Tenho acompanhado, desde o início da profícua trajetória intelectual de Bartyra Soares, que remonta a vários anos, a autora como poeta e ensaísta, tudo aquilo que mede o pulso da sua produção no campo da Poesia sensível com o mundo, a encenação do seu enigmático universo interior, as suas pretensões bem resolvidas no difícil território da ensaística. Venho há muito percebendo, leitor atento do que ela produz, que, no plano das vertentes de linguagem de criação, até quando ela se expressa na convivência dos amigos mais próximos, há uma constante, inevitável, do uso das cores e da luz, os valores sintáticos e flexões na superfície ou não de sua fala, como definitórios inconscientes no corpus da sua obra. Cores e luminosidades soam familiares em Bartyra Soares, quando ela está às voltas com as metáforas, suas múltiplas aparências. Se o rosto humano é o espelho da alma, a luz e as cores são os lugares mais íntimos dessa autora pernambucana de Catende elogiada por nossa melhor crítica.

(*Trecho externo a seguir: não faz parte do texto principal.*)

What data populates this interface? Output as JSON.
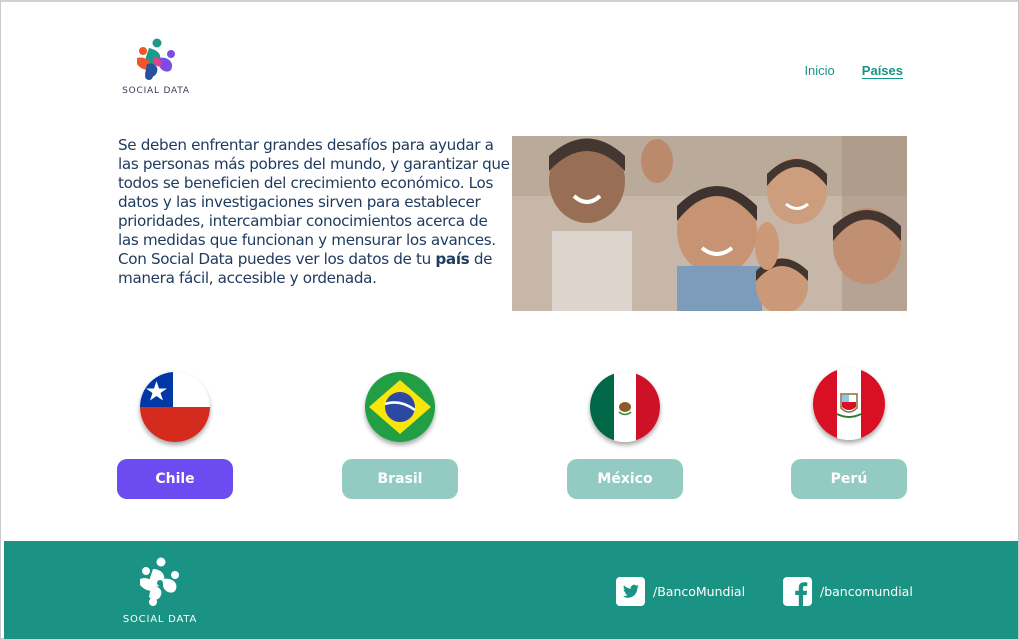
{
  "brand": {
    "name": "SOCIAL DATA"
  },
  "nav": [
    {
      "label": "Inicio",
      "active": false
    },
    {
      "label": "Países",
      "active": true
    }
  ],
  "intro": {
    "text_before": "Se deben enfrentar grandes desafíos para ayudar a las personas más pobres del mundo, y garantizar que todos se beneficien del crecimiento económico. Los datos y las investigaciones sirven para establecer prioridades, intercambiar conocimientos acerca de las medidas que funcionan y mensurar los avances. Con Social Data puedes ver los datos de tu ",
    "highlight": "país",
    "text_after": " de manera fácil, accesible y ordenada."
  },
  "countries": [
    {
      "label": "Chile",
      "selected": true,
      "color": "#6c4cf0"
    },
    {
      "label": "Brasil",
      "selected": false,
      "color": "#93cbc3"
    },
    {
      "label": "México",
      "selected": false,
      "color": "#93cbc3"
    },
    {
      "label": "Perú",
      "selected": false,
      "color": "#93cbc3"
    }
  ],
  "footer": {
    "brand": "SOCIAL DATA",
    "twitter": "/BancoMundial",
    "facebook": "/bancomundial",
    "bg_color": "#1a9384"
  }
}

Encontro, talvez, uma explicação: Há, em Bartyra, na sua perda total de visão, desde os primeiros anos de sua juventude, (causa do destino e seus também algozes), o que eu chamaria de silêncio hierárquico da luz. O silêncio eu diria sob uma compreensão mística. A incapacidade de ver o sol nascer e colorir as flores do campo. Mas, não se surpreenda o leitor. Conheço autores de minha geração que não escrevem uma página sem antes submete-la à leitura dessa mulher que superou, sem nada pedir ou lamentar, a falta de um bem tão precioso. Eu sou um deles. Não pensem que este é um gesto figurado. Ela é a minha primeira leitora crítica. Jamais se trancou num casulo. Além dos seus 20 livros, quase todos premiados, foi eleita para a Academia Pernambucana de Letras, sendo uma das mais atuantes da Casa de Carneiro Vilela. Conversamos muito, quase sempre, sobre a Fotografia como arte maior. Tornei-me autor de várias capas de seus livros, um deles, o mais recente, sobre Fátima Quintas, filha do saudoso professor Amaro Quintas, e sua paixão pela luz das velas. Bartyra não acolhe facilmente as minhas propostas de capa, cobra-me enquadramentos de ângulos, detalhes de luz, sombras e cores.

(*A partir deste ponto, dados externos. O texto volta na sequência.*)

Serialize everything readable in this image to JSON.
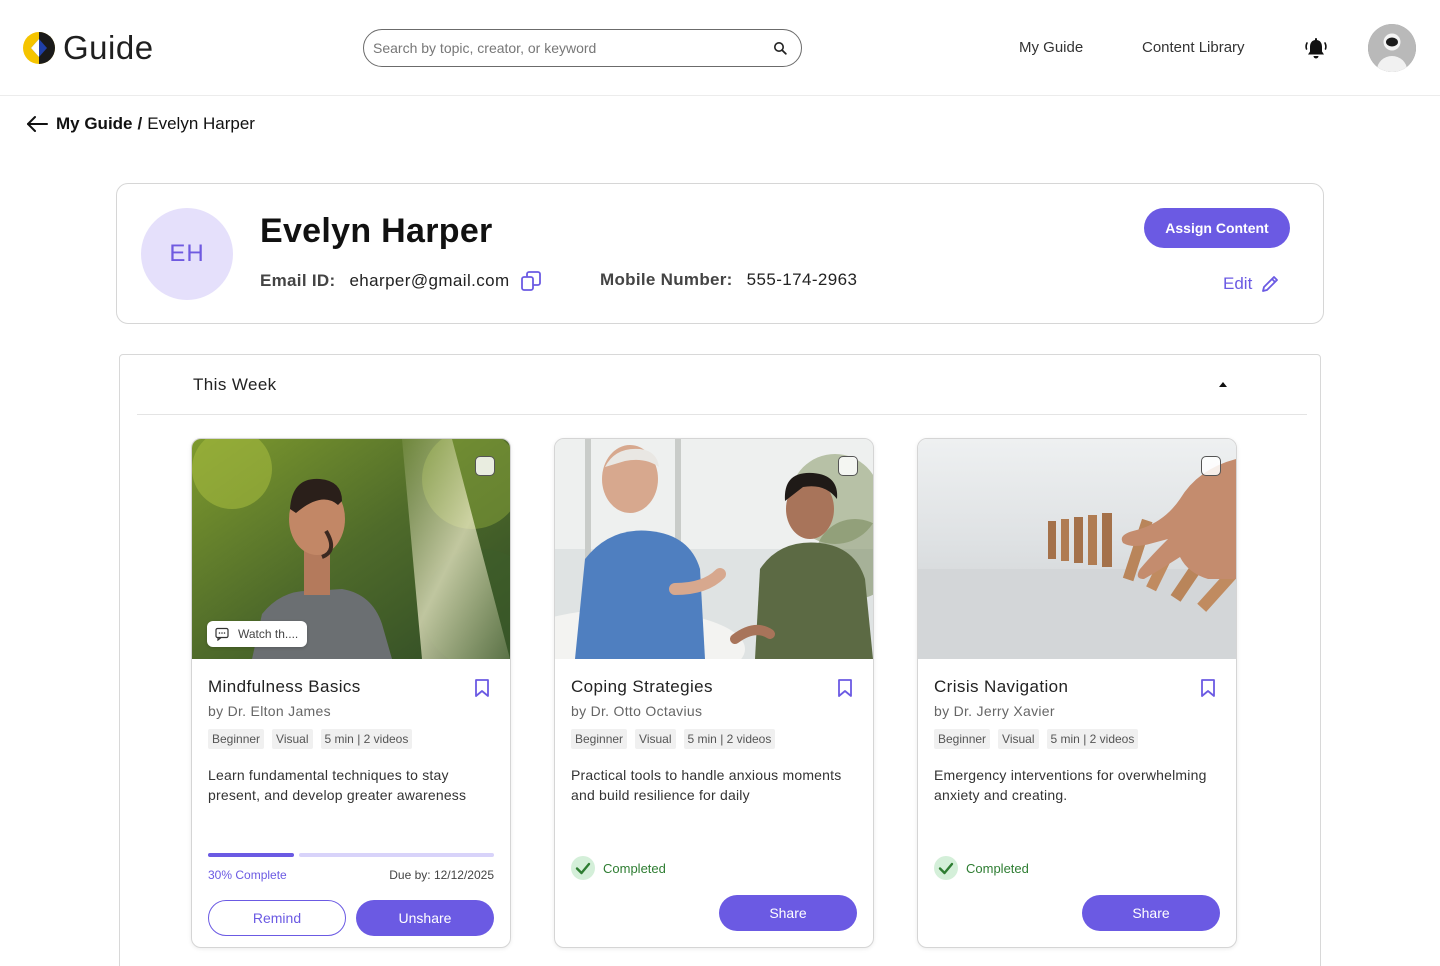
{
  "header": {
    "app_name": "Guide",
    "search_placeholder": "Search by topic, creator, or keyword",
    "nav": [
      "My Guide",
      "Content Library"
    ]
  },
  "breadcrumb": {
    "parent": "My Guide",
    "separator": "/",
    "current": "Evelyn Harper"
  },
  "profile": {
    "initials": "EH",
    "name": "Evelyn Harper",
    "email_label": "Email ID:",
    "email": "eharper@gmail.com",
    "mobile_label": "Mobile Number:",
    "mobile": "555-174-2963",
    "assign_button": "Assign Content",
    "edit_label": "Edit"
  },
  "section": {
    "title": "This Week"
  },
  "cards": [
    {
      "title": "Mindfulness Basics",
      "author": "by Dr. Elton James",
      "tags": [
        "Beginner",
        "Visual",
        "5 min | 2 videos"
      ],
      "description": "Learn fundamental techniques to stay present, and develop greater awareness",
      "watch_chip": "Watch th....",
      "progress": 0.3,
      "progress_label": "30% Complete",
      "due": "Due by: 12/12/2025",
      "remind_button": "Remind",
      "unshare_button": "Unshare"
    },
    {
      "title": "Coping Strategies",
      "author": "by Dr. Otto Octavius",
      "tags": [
        "Beginner",
        "Visual",
        "5 min | 2 videos"
      ],
      "description": "Practical tools to handle anxious moments and build resilience for daily",
      "status": "Completed",
      "share_button": "Share"
    },
    {
      "title": "Crisis Navigation",
      "author": "by Dr. Jerry Xavier",
      "tags": [
        "Beginner",
        "Visual",
        "5 min | 2 videos"
      ],
      "description": "Emergency interventions for overwhelming anxiety and creating.",
      "status": "Completed",
      "share_button": "Share"
    }
  ],
  "colors": {
    "accent": "#6b5ae3",
    "accent_light": "#e5e0fb",
    "success": "#2e7d32",
    "logo_yellow": "#f5c400",
    "logo_blue": "#1f3fa8"
  }
}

Bartyra mostra-se, curiosamente, interessada no que faço com a minha câmera, pede detalhes, insiste nas aparências, na luz, nas cores da imagem, que resultados preenche, o que permanece nos ângulos das incertezas das coisas que eu vejo e fotografo. Quando me tornei finalista do prêmio Jabuti de fotografias com o livro/álbum, bilíngue, Flores Tropicais (Embrapa/Brasília, 2005), a primeira pergunta que ela me fez, foi: o que pulsa nessas fotos sem sair da superfície? Bartyra levaria naquele instante a uma deriva infinita e multifacética que afeta ao universo da Fotografia.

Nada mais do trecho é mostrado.